The Ministry of Justice formally announced on 3 February 2011 that the Bribery Act 2010 will not come into force in April 2011, as originally planned.

This is principally due to a delay in the publication of the Government's guidance on adequate procedures. The issue of adequate procedures is a critical issue for a "relevant commercial organisation", which under section 7 of the Act can face prosecution for failing to prevent bribery by an "associated person". It will be a defence for a commercial organisation to show that it had adequate procedures in place to prevent unlawful conduct and the Act requires the Government to publish guidance on the "adequate procedures" that commercial organisations can put in place. The Government has always committed, and continues to commit, to a three month time period between the issuing of the guidance and the Act coming into force to allow employers sufficient time for familiarisation and preparation.

The delay in publication of the guidance does not come as a total surprise.
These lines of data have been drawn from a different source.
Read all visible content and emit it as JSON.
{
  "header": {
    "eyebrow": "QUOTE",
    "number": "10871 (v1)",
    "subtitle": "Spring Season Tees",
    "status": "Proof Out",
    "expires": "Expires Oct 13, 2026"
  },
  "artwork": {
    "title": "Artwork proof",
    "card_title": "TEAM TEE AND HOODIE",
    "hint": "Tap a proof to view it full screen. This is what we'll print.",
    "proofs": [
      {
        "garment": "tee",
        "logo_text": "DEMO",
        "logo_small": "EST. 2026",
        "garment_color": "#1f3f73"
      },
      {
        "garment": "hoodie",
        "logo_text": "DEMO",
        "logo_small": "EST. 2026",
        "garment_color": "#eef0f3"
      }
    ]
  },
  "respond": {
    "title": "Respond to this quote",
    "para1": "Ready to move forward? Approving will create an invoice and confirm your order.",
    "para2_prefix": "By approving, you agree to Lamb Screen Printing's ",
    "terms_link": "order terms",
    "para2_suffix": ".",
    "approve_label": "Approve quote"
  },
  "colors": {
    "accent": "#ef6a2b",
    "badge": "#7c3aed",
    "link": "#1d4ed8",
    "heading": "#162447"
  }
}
The draft guidance, issued for consultation in September 2010, has been criticised for failing to provide sufficient guidance on key areas of uncertainty such as the extent to which commercial organisations will be found liable for the actions of, for example, joint venture, consortium or supply chain partners and the level of due diligence required in relation to business partners. It is hoped that the final guidance will provide more detailed guidance on these and other areas of uncertainty.
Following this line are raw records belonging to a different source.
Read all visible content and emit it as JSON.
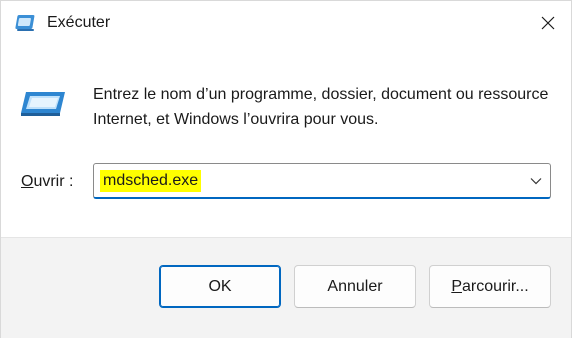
{
  "window": {
    "title": "Exécuter",
    "app_icon": "run-dialog-icon",
    "close_icon": "close-icon"
  },
  "dialog": {
    "description": "Entrez le nom d’un programme, dossier, document ou ressource Internet, et Windows l’ouvrira pour vous.",
    "open_label_prefix": "",
    "open_label_access_key": "O",
    "open_label_rest": "uvrir :",
    "input_value": "mdsched.exe",
    "dropdown_icon": "chevron-down-icon",
    "highlight_color": "#ffff00"
  },
  "buttons": {
    "ok": "OK",
    "cancel": "Annuler",
    "browse_access_key": "P",
    "browse_rest": "arcourir..."
  },
  "colors": {
    "accent": "#0067c0",
    "footer_bg": "#f3f3f3"
  }
}
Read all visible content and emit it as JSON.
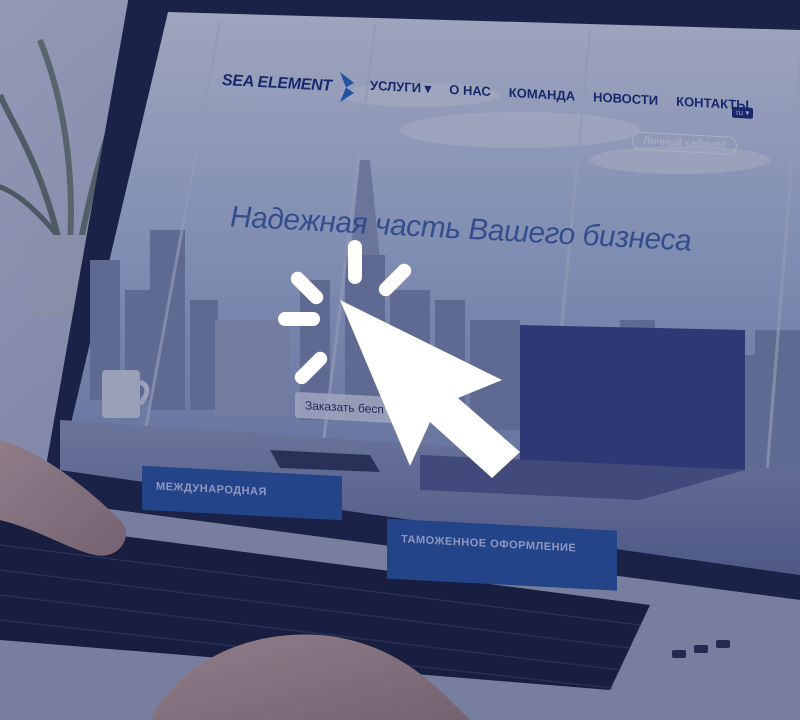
{
  "website": {
    "brand": "SEA ELEMENT",
    "nav": [
      "УСЛУГИ ▾",
      "О НАС",
      "КОМАНДА",
      "НОВОСТИ",
      "КОНТАКТЫ"
    ],
    "lang": "ru ▾",
    "account_button": "Личный кабинет",
    "hero_title": "Надежная часть Вашего бизнеса",
    "order_button": "Заказать бесп",
    "tiles": [
      "МЕЖДУНАРОДНАЯ",
      "ТАМОЖЕННОЕ ОФОРМЛЕНИЕ"
    ]
  },
  "colors": {
    "overlay": "#2b3566",
    "brand": "#1d2f7c",
    "accent": "#2c5aa6",
    "cursor": "#ffffff"
  },
  "icons": [
    "cursor-click-icon",
    "brand-logo-icon"
  ]
}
The UK is facing international criticism over the delay in the Act 's implementation and it is likely that the guidance will be issued sooner rather than later, though the Ministry of Justice remains vague over the exact timing. In the meantime, it is important that businesses are not distracted by uncertainty over the timing and continue with their preparations. The final guidance is unlikely to differ substantially, in essence, from the draft guidance and there is a general consensus as to the type of measures that a commercial organisation should have in place (robust policy, training regime, whistleblowing and disciplinary procedures, etc) to mitigate bribery risks. Businesses should therefore continue to establish the appropriate procedures now with a view to finalising them once the final guidance (and other guidance due from the SFO, for instance) has been issued.